Basic descriptions and instructions
In preparing for your deposition, your mental injury lawyer will describe the standard procedures and guidelines that apply to depositions in all cases. For example, your lawyer may explain to you:
- I will be with you at your deposition. The defense lawyer will ask you questions but I will be present protecting you.
- You will probably be asked whether you are aware of any reason why you cannot give your best testimony.
- The deposition will probably cover all of the key issues in the case, including details about what happened, how it happened, who is responsible, and your injuries and damages.
- If there is more than one defendant, you may be questioned by multiple attorneys.
Your mental injury lawyer will also give you some standard deposition “guidelines” for testifying. For example:
- You will be under oath and the same penalties of perjury apply as in a court of law.
- You should only answer questions which you both hear and understand.
- If I instruct you not to answer a question, you should not answer that question.
- You should not speculate when answering questions. If you don’t know the answer to a question, just say that you don’t know.
- If you lack sufficient memory to accurately answer, you can simply answer “I don’t remember.”
- You can take breaks whenever you want to during the deposition.
- The deposition will be printed up into a transcript and you will have an opportunity to make corrections to answers, but corrections can be commented upon if the case goes to trial or arbitration.
- I or another attorney may make objections for the record. But then after the objection is made, unless I instruct you not to answer, you still must answer the question.
Practical reminders for any deposition witness:
- You should be well rested and be well fed before the deposition.
- It is critically important that you tell the truth and answer questions accurately rather than casually.
What you wear and how you appear
As the plaintiff in a lawsuit seeking damages for a mental health injury, you might be wondering “What should I wear at my deposition?” Unfortunately, there is not one easy answer. Like many aspects of plaintiff’s deposition, the outfit is unlikely to significantly “help” the case. But it can significantly hurt the case. For example, a low-cut dress on a woman plaintiff in a sexual harassment case would be a grossly inappropriate outfit.
If you are claiming severe emotional distress and loss of enjoyment of life, it is important that defense counsel see you as you appear in your daily life. If, for instance, you no longer wear make-up or “dress up” when you go out in public, it might be a mistake for you to suddenly “dress up” or wear a lot of make-up at your deposition.

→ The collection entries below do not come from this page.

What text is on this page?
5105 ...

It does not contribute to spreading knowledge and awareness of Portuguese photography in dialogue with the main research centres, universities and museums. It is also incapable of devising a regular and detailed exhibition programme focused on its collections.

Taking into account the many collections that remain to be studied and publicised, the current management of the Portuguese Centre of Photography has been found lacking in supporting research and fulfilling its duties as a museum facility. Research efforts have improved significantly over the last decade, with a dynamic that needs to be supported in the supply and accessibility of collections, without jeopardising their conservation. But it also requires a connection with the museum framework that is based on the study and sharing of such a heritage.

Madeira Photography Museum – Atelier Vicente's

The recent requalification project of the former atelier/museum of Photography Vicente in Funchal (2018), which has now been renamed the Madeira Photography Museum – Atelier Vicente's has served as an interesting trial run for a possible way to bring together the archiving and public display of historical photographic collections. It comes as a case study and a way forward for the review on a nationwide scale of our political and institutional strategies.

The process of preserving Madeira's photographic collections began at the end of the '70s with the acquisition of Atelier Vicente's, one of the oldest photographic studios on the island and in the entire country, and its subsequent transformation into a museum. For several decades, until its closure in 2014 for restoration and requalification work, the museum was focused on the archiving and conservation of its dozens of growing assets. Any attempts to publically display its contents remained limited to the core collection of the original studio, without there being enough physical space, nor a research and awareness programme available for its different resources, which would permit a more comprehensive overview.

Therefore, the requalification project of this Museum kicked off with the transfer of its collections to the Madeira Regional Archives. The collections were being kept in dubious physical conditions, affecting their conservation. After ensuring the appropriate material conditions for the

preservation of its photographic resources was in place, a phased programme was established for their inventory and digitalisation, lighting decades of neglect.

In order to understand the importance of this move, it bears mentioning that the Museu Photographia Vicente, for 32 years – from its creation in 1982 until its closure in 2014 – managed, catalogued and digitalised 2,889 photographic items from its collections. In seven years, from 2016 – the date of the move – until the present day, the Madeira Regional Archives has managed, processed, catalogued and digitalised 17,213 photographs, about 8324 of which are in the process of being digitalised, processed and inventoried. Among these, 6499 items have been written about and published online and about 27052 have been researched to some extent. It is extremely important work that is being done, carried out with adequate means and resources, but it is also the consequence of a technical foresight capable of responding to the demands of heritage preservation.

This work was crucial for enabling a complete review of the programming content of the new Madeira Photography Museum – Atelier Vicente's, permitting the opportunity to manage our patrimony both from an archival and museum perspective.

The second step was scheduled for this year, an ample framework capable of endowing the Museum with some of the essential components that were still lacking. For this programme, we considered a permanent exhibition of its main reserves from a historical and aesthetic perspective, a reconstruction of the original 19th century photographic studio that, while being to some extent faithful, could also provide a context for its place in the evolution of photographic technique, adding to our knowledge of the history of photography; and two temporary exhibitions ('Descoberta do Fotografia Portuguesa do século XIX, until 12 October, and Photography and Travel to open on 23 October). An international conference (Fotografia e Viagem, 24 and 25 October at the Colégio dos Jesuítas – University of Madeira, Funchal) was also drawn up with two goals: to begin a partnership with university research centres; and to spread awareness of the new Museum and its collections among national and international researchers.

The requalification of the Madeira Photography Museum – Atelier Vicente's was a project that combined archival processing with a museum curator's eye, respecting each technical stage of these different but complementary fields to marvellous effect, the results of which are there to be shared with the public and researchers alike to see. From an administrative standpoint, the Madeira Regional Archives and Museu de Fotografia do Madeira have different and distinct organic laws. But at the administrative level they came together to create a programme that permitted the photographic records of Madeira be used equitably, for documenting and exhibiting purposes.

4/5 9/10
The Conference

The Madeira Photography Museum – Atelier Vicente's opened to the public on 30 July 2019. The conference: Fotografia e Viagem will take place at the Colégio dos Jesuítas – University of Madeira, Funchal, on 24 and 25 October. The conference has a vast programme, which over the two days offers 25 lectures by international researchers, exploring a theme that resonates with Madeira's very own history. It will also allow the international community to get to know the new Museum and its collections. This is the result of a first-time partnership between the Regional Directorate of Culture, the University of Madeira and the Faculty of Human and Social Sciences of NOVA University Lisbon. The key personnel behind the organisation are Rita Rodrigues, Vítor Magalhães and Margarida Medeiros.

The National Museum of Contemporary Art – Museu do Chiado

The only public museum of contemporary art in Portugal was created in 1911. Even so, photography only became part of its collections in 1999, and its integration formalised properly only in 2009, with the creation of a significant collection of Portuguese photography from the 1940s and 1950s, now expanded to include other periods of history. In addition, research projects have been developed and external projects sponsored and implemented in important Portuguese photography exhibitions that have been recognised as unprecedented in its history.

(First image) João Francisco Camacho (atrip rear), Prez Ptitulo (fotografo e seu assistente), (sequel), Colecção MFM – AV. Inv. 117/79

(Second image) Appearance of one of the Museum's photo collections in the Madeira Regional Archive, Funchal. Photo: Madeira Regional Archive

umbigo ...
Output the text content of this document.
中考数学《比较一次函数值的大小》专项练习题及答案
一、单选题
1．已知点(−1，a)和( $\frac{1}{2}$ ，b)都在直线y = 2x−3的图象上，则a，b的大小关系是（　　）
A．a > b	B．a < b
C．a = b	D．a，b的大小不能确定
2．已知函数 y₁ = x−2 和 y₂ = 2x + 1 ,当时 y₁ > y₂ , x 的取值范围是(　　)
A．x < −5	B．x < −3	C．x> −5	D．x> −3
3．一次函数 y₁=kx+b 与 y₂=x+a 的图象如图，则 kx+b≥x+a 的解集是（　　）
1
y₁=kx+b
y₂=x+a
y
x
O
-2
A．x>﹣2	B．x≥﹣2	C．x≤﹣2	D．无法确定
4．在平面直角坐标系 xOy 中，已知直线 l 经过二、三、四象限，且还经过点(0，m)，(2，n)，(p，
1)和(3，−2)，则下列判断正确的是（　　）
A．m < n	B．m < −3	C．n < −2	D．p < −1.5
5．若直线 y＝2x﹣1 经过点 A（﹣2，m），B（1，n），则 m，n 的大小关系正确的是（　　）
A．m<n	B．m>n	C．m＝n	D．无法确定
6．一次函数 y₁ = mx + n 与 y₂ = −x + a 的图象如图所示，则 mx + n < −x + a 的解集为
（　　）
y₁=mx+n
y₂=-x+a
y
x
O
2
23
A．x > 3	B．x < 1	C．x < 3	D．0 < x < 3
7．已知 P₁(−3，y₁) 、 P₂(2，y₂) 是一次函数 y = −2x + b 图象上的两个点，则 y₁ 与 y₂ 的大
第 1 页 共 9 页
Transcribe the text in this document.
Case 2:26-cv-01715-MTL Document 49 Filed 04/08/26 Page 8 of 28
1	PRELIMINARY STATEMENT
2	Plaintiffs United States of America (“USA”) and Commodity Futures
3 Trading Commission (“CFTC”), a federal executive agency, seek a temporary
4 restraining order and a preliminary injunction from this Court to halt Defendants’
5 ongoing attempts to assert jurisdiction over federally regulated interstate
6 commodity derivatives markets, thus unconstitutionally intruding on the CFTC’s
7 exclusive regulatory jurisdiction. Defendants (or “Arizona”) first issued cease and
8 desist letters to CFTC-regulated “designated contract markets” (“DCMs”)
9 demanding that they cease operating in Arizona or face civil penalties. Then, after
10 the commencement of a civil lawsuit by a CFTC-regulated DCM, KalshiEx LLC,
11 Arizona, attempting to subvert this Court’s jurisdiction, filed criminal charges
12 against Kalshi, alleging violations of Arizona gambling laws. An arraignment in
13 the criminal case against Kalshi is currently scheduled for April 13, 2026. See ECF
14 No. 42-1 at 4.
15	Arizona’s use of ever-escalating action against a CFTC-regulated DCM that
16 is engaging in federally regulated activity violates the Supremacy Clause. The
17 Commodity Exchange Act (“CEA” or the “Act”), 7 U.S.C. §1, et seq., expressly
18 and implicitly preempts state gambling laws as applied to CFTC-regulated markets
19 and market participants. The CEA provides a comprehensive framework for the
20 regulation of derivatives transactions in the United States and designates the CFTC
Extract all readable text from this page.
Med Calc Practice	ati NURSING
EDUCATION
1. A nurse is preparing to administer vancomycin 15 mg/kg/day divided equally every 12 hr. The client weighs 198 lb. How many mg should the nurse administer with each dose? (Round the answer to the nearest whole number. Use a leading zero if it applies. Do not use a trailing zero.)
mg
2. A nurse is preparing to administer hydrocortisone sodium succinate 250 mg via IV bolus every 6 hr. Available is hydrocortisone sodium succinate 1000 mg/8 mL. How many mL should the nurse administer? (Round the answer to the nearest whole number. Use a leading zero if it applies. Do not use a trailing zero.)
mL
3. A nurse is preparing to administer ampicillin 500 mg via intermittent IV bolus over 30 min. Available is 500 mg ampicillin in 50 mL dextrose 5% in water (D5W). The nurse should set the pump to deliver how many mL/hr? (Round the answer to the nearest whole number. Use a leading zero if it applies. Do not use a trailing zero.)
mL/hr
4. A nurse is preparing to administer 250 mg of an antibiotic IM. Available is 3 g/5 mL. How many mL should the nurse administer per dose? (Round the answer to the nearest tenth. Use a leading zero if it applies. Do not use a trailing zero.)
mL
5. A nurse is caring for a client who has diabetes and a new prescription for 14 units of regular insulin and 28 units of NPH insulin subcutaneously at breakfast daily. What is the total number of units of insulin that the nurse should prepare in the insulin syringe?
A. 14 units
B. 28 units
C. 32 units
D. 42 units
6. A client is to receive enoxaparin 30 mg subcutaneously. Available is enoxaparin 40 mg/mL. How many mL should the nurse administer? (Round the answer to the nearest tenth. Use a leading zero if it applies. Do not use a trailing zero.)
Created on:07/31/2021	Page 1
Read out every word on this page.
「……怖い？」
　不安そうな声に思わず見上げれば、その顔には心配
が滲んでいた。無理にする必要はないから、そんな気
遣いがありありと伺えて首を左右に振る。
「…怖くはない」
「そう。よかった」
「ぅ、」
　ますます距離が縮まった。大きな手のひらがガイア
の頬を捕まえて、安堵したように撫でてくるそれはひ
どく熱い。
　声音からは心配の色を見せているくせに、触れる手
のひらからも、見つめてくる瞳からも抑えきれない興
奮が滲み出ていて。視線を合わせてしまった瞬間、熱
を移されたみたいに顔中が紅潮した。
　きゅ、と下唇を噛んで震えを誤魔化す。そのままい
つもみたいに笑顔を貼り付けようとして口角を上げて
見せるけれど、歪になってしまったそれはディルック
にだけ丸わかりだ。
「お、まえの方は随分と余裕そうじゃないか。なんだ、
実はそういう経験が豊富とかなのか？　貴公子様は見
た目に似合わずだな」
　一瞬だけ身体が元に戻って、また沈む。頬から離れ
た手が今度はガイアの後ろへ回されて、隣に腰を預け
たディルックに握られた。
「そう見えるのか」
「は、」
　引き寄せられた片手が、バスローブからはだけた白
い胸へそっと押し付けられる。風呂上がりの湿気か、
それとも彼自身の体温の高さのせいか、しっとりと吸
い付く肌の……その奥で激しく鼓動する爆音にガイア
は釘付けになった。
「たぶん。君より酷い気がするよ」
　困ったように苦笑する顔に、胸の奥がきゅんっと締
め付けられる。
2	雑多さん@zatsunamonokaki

It is important for you to be “real” at your deposition and be as comfortable as possible. You can dress nicely, if that is what you usually do. Many men who are plaintiffs want to dress “business casual.” Similarly, a woman plaintiff will often choose to dress in a professional and businesslike manner at her deposition (particularly in a sexual harassment case in which the defense asserts that the reason for termination was the plaintiff’s incompetence or lack of professionalism). In general, business attire is usually fine for your deposition. But you should not select an outfit that you never wear because it might make you uncomfortable. Your outfit must be one that you will be comfortable wearing for several hours.